Más allá de la calidad del café, buena parte del atractivo de las cafeterías de La Candelaria tiene que ver con el tipo de experiencia que ofrecen. Al estar ubicado junto a varias universidades importantes, el barrio tiene una vida académica intensa, y muchos cafés funcionan como extensión informal de las aulas: espacios donde estudiantes trabajan, discuten proyectos o simplemente hacen una pausa entre clases. Esta vocación de espacio de encuentro se combina con el perfil turístico del sector, generando una mezcla poco común de públicos: viajeros con mapa en mano, estudiantes con laptop, artistas de paso y vecinos de siempre comparten mesas contiguas en un mismo local, casi sin notarlo.

Esta doble vocación —turística y académica— explica también por qué muchos cafés de La Candelaria abren desde temprano en la mañana hasta bien entrada la noche, adaptando su oferta según la hora: café y algo de desayuno tradicional por la mañana, almuerzos ligeros al mediodía, y bebidas más elaboradas o incluso opciones con alcohol durante la noche, especialmente los fines de semana, cuando el barrio se llena de una energía más bohemia.

Cómo aprovechar mejor una ruta cafetera por el barrio

Para quienes quieren explorar en profundidad la escena cafetera de La Candelaria, conviene planear el recorrido con calma y sin prisa.
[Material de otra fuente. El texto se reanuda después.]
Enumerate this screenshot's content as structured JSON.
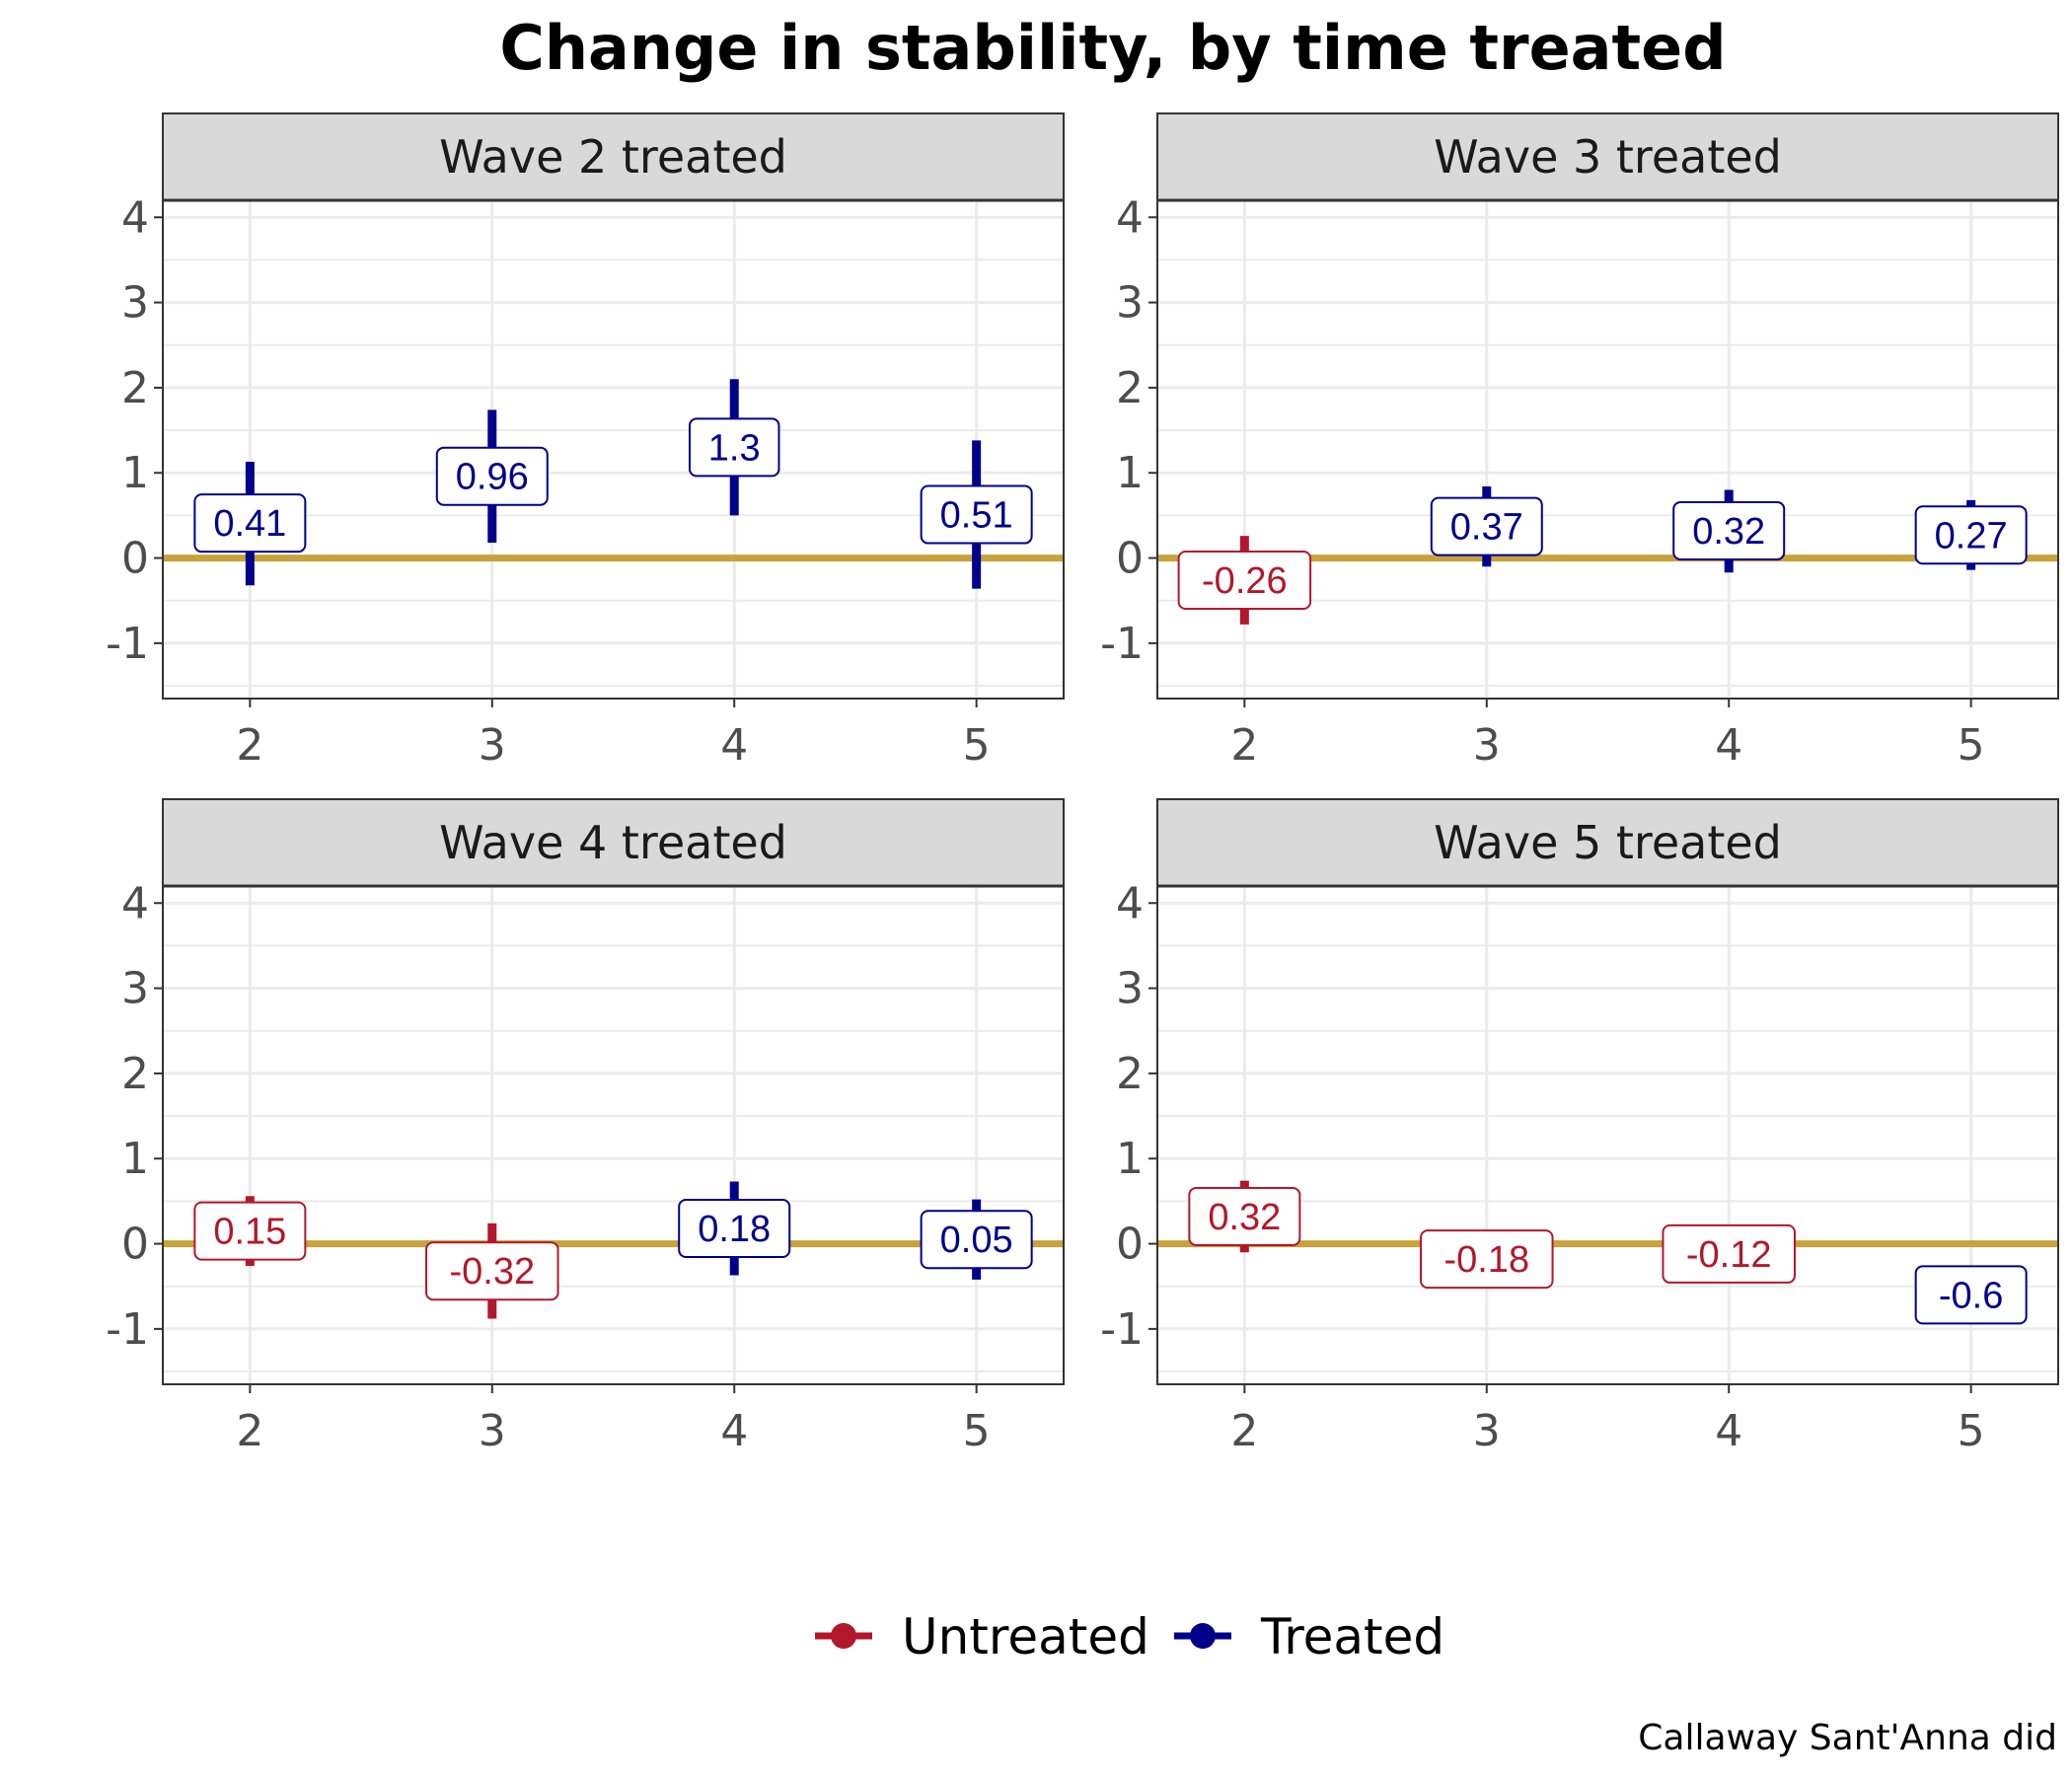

Empezar por la mañana, con un tinto tradicional comprado a algún vendedor callejero cerca de la Plaza de Bolívar, es una manera auténtica de entrar en contacto con la cultura cafetera más popular del barrio. Avanzar después hacia el Chorro de Quevedo y el Callejón del Embudo permite descubrir la oferta de especialidad más consolidada, con tiempo suficiente para probar distintos métodos de preparación y comparar perfiles de sabor entre cafés de diferentes regiones productoras.

Muchas cafeterías del sector ofrecen también la posibilidad de comprar café en grano o molido para llevar, una excelente opción para quienes quieren continuar la experiencia en casa. Vale la pena preguntar siempre por el origen del café, la fecha de tueste y el método de procesamiento recomendado, información que en los cafés de especialidad suele estar disponible con gusto, ya que forma parte de la experiencia educativa que estos espacios buscan ofrecer.

Una taza que resume al barrio

Al final, la escena cafetera de La Candelaria funciona como un espejo del barrio en su conjunto: un lugar donde la tradición más antigua convive, sin fricciones, con la innovación más reciente; donde el vendedor ambulante de tinto y el barista certificado en catación comparten la misma calle sin competir realmente entre sí, porque ofrecen experiencias distintas para momentos distintos. Visitar los cafés de este barrio no es solo una parada gastronómica dentro de un recorrido turístico: es una forma directa de probar, en una sola taza, una de las historias agrícolas y culturales más importantes de Colombia, servida en el mismo lugar donde la ciudad —y en cierto sentido el país— comenzó a escribirse.